As temperatures shot up to 41 degrees Celsius in the afternoon, Zhang, wearing a bulky bullet-proof vest, was grateful to receive a bottle of ice water from a colleague.
As a member of the sixth team of peacekeeping police China sent to South Sudan, Zhang represents a new profession that is promoting the Chinese image abroad, following traders, engineers and agricultural specialists.
Chinese President Xi Jinping pledged at the UN Peacekeeping Summit in 2015 that China would take the lead in setting up a permanent peacekeeping police squad, build a peacekeeping standby force of 8,000 troops, and provide free military aid of 100 million dollars to the African Union, as Africa has the biggest peacekeeping needs.

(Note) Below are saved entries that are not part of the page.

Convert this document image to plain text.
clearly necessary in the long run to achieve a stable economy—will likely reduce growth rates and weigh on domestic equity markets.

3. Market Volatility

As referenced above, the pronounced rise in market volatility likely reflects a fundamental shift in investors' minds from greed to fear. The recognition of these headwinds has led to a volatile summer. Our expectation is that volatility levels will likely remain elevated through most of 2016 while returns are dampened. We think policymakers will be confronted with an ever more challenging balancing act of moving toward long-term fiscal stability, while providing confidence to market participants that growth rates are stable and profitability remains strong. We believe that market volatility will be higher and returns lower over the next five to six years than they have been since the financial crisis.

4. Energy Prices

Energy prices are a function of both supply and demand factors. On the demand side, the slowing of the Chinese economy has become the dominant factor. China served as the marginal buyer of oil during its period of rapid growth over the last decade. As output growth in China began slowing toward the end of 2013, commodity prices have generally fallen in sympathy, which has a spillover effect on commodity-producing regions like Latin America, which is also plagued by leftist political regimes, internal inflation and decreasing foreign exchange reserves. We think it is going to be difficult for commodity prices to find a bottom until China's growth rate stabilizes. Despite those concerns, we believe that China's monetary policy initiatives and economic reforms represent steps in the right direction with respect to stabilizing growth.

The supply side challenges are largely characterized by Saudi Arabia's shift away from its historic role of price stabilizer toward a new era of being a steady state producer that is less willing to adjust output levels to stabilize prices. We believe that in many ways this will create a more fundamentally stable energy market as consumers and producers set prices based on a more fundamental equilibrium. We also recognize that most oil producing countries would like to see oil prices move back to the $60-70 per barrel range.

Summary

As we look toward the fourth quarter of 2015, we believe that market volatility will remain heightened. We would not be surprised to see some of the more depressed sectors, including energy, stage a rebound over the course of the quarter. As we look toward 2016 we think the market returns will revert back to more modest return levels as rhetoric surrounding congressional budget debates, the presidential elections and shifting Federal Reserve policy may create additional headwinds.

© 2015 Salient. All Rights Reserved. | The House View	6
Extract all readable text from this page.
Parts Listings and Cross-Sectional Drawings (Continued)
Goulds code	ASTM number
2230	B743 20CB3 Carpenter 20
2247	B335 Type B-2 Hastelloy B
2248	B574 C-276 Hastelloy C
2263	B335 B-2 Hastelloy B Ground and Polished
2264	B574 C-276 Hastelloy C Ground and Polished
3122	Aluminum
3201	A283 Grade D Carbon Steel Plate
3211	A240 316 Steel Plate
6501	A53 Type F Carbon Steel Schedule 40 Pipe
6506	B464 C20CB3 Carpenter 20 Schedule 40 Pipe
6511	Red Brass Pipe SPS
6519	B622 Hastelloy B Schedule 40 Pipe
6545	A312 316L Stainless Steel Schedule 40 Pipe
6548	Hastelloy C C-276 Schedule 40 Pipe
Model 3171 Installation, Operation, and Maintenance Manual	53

China is the second-largest contributor to the UN peacekeeping budget and the 11th largest provider of UN peacekeepers.
UN peacekeeping missions are funded by assessment. That means every UN member state is required to pay a percentage of the total UN peacekeeping budget roughly proportional to its gross domestic product (GDP). Member states can voluntarily contribute more funding or equipment and supplies if they wish.
African countries are among the top providers of UN peacekeepers as many peacekeeping missions are located on the continent.
So too are South Asian nations. Bangladesh, India, Pakistan and Nepal are all in the top six. Almost all of their peacekeepers are deployed in Africa.